ABSTRACT

Identity is eternally unstable. Identities alternate, transcend, and (re)emerge. Occasionally, however, they fall into stasis. The tension inherent in identity then is a struggle between belonging and becoming (see Badenhorst 2015), and this struggle is perhaps best demonstrated through the organic phenomenon of migration and the manner it throws identities into question. Home, the desire for rootedness and stability, or belonging, is a notion that only the uprooted can deeply comprehend, writes Wallace Stegner (1971), and so it is for good reason that contemporary discussion on the relationship between migration, language, and religion consistently focuses on this triad as resource for the sustenance of both minority migrant identity, belonging, community, and cultural values (Warner and Wittner 1998; Hagan and Ebaugh 2003; Levitt 2003; Williams 2008; Vàsquez and Knott 2014) as well as emergent, expanded forms of social becoming.
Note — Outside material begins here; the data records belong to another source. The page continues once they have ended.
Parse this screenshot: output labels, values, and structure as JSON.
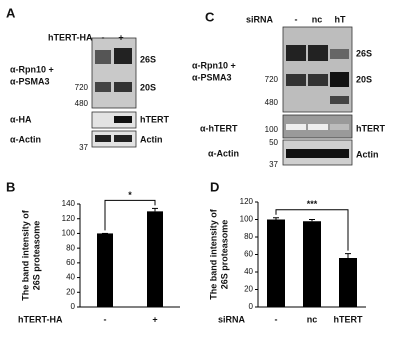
{
  "panels": {
    "A": {
      "letter": "A",
      "header": "hTERT-HA",
      "lanes": [
        "-",
        "+"
      ],
      "probe1": "α-Rpn10 +",
      "probe2": "α-PSMA3",
      "band_26s": "26S",
      "band_20s": "20S",
      "mw": [
        "720",
        "480",
        "37"
      ],
      "probe_ha": "α-HA",
      "band_htert": "hTERT",
      "probe_actin": "α-Actin",
      "band_actin": "Actin"
    },
    "B": {
      "letter": "B"
    },
    "C": {
      "letter": "C",
      "header": "siRNA",
      "lanes": [
        "-",
        "nc",
        "hT"
      ],
      "probe1": "α-Rpn10 +",
      "probe2": "α-PSMA3",
      "band_26s": "26S",
      "band_20s": "20S",
      "mw": [
        "720",
        "480",
        "100",
        "50",
        "37"
      ],
      "probe_htert": "α-hTERT",
      "band_htert": "hTERT",
      "probe_actin": "α-Actin",
      "band_actin": "Actin"
    },
    "D": {
      "letter": "D"
    }
  },
  "chart_data": [
    {
      "type": "bar",
      "ylabel": [
        "The band intensity of",
        "26S proteasome"
      ],
      "xlabel": "hTERT-HA",
      "categories": [
        "-",
        "+"
      ],
      "values": [
        100,
        130
      ],
      "errors": [
        0,
        4
      ],
      "color": "#000000",
      "ylim": [
        0,
        140
      ],
      "yticks": [
        0,
        20,
        40,
        60,
        80,
        100,
        120,
        140
      ],
      "annotation": "*"
    },
    {
      "type": "bar",
      "ylabel": [
        "The band intensity of",
        "26S proteasome"
      ],
      "xlabel": "siRNA",
      "categories": [
        "-",
        "nc",
        "hTERT"
      ],
      "values": [
        100,
        98,
        56
      ],
      "errors": [
        2,
        2,
        5
      ],
      "color": "#000000",
      "ylim": [
        0,
        120
      ],
      "yticks": [
        0,
        20,
        40,
        60,
        80,
        100,
        120
      ],
      "annotation": "***"
    }
  ]
}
In the localized safe spaces of church, mosque, and temple, new immigrants find the support of networking relationships where life skills, stories, and existential narratives of faith are exchanged at times and reinterpreted at others. Shared social practices also come to serve as a means of belonging while becoming in the liminal space occupied by the skilled migrant worker, retiree, or economic or political refugee: those generally seeking an anticipated good life out of own accord (Bakewell 2008), or – as will become apparent in the ensuing case studies – both those who migrate out of free choice with an intent to serve as well as those who have been relocated by force. Yet, can the religious beliefs and practices of migrants – ‘religions on the move’ (Adogame, Gerloff, and Hock 2008: 1) – be demonstrated to exercise larger long-term historical effects upon the socio-political landscapes of those host territories within which migrants settle and, if so, what role does language as mobile resource (Blackledge and Creese, this volume) play in this process? This chapter asserts that the religious belief of the migrant serves as a ‘host’ for the transport of embedded ideologies that have historically transformed the societies into which the migrant has settled.